2. Adjusting base prices in business markets:
a) Trade Discounts—Manufacturers will reduce prices for certain
intermediaries in the supply chain based on the functions that the
intermediary performs.
b) Discounts and Allowances—Business buyers can take advantage
of sales and other price breaks including discounts for cash,
quantity or bulk discounts, seasonal discounts, or trade allowances
for participation in advertising or sales support programs.
c) Geographic Pricing—Selling firms often quote prices in terms of
reductions or increases based on transportation costs or the actual
physical distance between the seller and the buyer.
d) Transfer Pricing—Transfer pricing occurs when one unit in an
organization sells products to another unit.
e) Barter and Countertrade—In business exchanges across national
boundaries, companies sometimes use products, rather than cash,
for payments.
IV. Supply Chain Strategy
A. Supply chain management is essentially invisible to customers because the
process occurs behind the scenes. Customers take these processes for granted and
only notice interruptions of the supply chain.

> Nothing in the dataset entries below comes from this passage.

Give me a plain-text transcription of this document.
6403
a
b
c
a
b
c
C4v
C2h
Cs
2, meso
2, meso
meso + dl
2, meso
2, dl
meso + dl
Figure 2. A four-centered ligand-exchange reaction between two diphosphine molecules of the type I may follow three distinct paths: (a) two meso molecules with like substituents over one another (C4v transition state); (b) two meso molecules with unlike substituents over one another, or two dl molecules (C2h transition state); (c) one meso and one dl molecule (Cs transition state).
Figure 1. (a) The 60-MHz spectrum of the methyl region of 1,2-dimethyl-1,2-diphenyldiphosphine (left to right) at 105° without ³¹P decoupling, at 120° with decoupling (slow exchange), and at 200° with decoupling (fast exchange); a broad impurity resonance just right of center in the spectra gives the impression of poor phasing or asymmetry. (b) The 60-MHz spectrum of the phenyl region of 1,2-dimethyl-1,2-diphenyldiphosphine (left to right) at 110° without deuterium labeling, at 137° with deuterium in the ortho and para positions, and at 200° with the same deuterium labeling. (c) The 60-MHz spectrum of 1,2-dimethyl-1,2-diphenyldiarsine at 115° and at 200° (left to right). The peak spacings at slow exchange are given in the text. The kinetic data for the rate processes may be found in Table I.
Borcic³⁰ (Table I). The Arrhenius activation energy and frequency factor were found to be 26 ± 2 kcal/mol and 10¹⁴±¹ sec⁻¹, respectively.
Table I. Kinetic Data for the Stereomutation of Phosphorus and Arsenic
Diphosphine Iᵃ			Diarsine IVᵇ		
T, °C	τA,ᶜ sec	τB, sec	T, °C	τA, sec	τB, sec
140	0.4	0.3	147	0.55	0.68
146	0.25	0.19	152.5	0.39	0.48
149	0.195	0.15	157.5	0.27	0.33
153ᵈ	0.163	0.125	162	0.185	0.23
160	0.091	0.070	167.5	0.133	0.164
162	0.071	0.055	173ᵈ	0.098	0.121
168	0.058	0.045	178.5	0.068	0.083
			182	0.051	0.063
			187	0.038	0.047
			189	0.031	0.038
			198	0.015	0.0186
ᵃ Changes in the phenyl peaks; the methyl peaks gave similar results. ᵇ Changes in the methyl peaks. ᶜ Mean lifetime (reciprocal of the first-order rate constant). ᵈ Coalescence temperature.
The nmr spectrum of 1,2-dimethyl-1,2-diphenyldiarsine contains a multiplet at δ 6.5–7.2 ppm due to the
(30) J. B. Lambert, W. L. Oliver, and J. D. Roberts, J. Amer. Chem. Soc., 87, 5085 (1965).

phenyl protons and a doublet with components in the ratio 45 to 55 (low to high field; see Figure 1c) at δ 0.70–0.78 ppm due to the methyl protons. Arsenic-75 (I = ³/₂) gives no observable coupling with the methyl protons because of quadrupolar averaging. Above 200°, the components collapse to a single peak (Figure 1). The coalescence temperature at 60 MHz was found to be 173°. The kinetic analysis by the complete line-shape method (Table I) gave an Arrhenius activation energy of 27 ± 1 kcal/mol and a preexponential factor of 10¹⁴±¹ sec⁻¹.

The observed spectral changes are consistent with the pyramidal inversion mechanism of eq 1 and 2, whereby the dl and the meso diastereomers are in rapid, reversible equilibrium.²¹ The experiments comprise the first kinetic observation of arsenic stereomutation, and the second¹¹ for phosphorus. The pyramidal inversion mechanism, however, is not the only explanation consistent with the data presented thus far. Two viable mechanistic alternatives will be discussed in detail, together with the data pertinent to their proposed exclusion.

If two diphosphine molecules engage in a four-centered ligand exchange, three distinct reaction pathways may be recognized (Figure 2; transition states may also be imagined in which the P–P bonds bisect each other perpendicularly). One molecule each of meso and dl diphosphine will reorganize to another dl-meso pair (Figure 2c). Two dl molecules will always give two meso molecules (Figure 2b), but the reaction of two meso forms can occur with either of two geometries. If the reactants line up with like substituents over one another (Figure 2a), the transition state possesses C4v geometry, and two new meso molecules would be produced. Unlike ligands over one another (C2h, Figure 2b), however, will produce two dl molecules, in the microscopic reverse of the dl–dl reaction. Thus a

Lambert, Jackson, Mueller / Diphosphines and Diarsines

B. The picture is drastically different from the firm’s perspective. Supply chain
concerns now rank at the top of the list for achieving a sustainable advantage and
true differentiation in the marketplace.
C. Supply chain management consists of two interrelated components:
1. Marketing channels—an organized system of marketing institutions,
2. Physical distribution—coordinating the flow of information and products
among members of the channel to ensure the availability of products in the
right places, in the right quantities, at the right times, and in a cost-
efficient manner.
D. The term supply chain expresses the connection and integration of all members of
the marketing channel. Creating an extended enterprise requires investments in
and commitment to three key factors: connectivity, community, and collaboration.
E. The goal of channel integration is to create a seamless network of collaborating
suppliers, vendors, buyers, and customers. [Exhibit 6.6]
F. Strategic Supply Chain Issues
1. The importance of the supply chain ultimately comes down to providing
time, place, and possession utility for consumer and business buyers.